Minimalbetrag fehlt immer noch
Mit der Definition eines Spesenrahmens hat sich auch die Berner Regierung bei der Anpassung der Verordnung 2020 befasst – und sie verworfen. Ohne vorgeschriebenen Minimalbetrag könnten die Magistraten deshalb theoretisch auch heute noch den Kauf einer Banane rechtmässig auf Kosten der Steuerzahlenden abrechnen, das Stichwort «Verpflegung» genügt.
Die Regierung begründete den Verzicht auf einen Spesenrahmen damit, dass die Transparenz ohnehin gewährleistet sei, denn die Ausgaben der Exekutivmitglieder unterlägen dem Öffentlichkeitsprinzip.
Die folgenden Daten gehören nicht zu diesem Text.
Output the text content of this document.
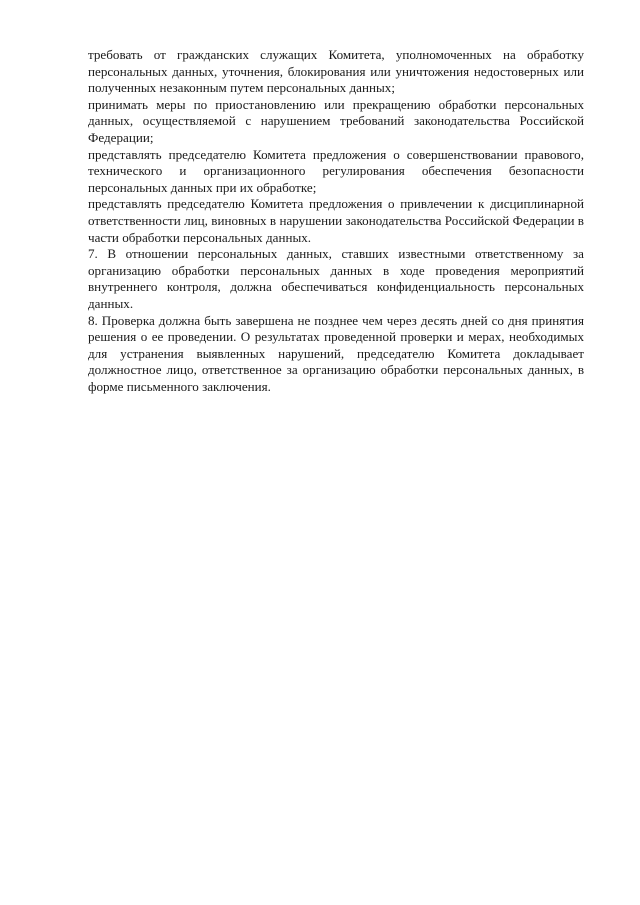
требовать от гражданских служащих Комитета, уполномоченных на обработку персональных данных, уточнения, блокирования или уничтожения недостоверных или полученных незаконным путем персональных данных;

принимать меры по приостановлению или прекращению обработки персональных данных, осуществляемой с нарушением требований законодательства Российской Федерации;

представлять председателю Комитета предложения о совершенствовании правового, технического и организационного регулирования обеспечения безопасности персональных данных при их обработке;

представлять председателю Комитета предложения о привлечении к дисциплинарной ответственности лиц, виновных в нарушении законодательства Российской Федерации в части обработки персональных данных.

7. В отношении персональных данных, ставших известными ответственному за организацию обработки персональных данных в ходе проведения мероприятий внутреннего контроля, должна обеспечиваться конфиденциальность персональных данных.

8. Проверка должна быть завершена не позднее чем через десять дней со дня принятия решения о ее проведении. О результатах проведенной проверки и мерах, необходимых для устранения выявленных нарушений, председателю Комитета докладывает должностное лицо, ответственное за организацию обработки персональных данных, в форме письменного заключения.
So gesehen, ist es eine Ironie der Geschichte, dass die Berner Regierung nun unter Druck steht, weil SRF die Spesenbelege öffentlich machte. Allerdings hatte der Kanton gemäss «Kassensturz» noch versucht, die auf das Öffentlichkeitsprinzip gestützte Forderung nach Herausgabe der Belege zu verhindern.Hätte die Regierung mit einem revidierten Reglement aufgezeigt, dass es den Magistraten auch theoretisch inzwischen nicht mehr möglich ist, Kleinstbeträge als Spesen geltend zu machen, wäre der jetzige Wirbel um «Bananen-Gate» wohl weniger heftig ausgefallen. Finanzkontrolle-Chef Remund sagt: «Mit Verzicht auf einen verbindlichen Spesenrahmen muss befürchtet werden, dass der Kanton Bern auch in Zukunft Gesprächsstoff zum Schmunzeln oder Kopfschütteln bieten wird.»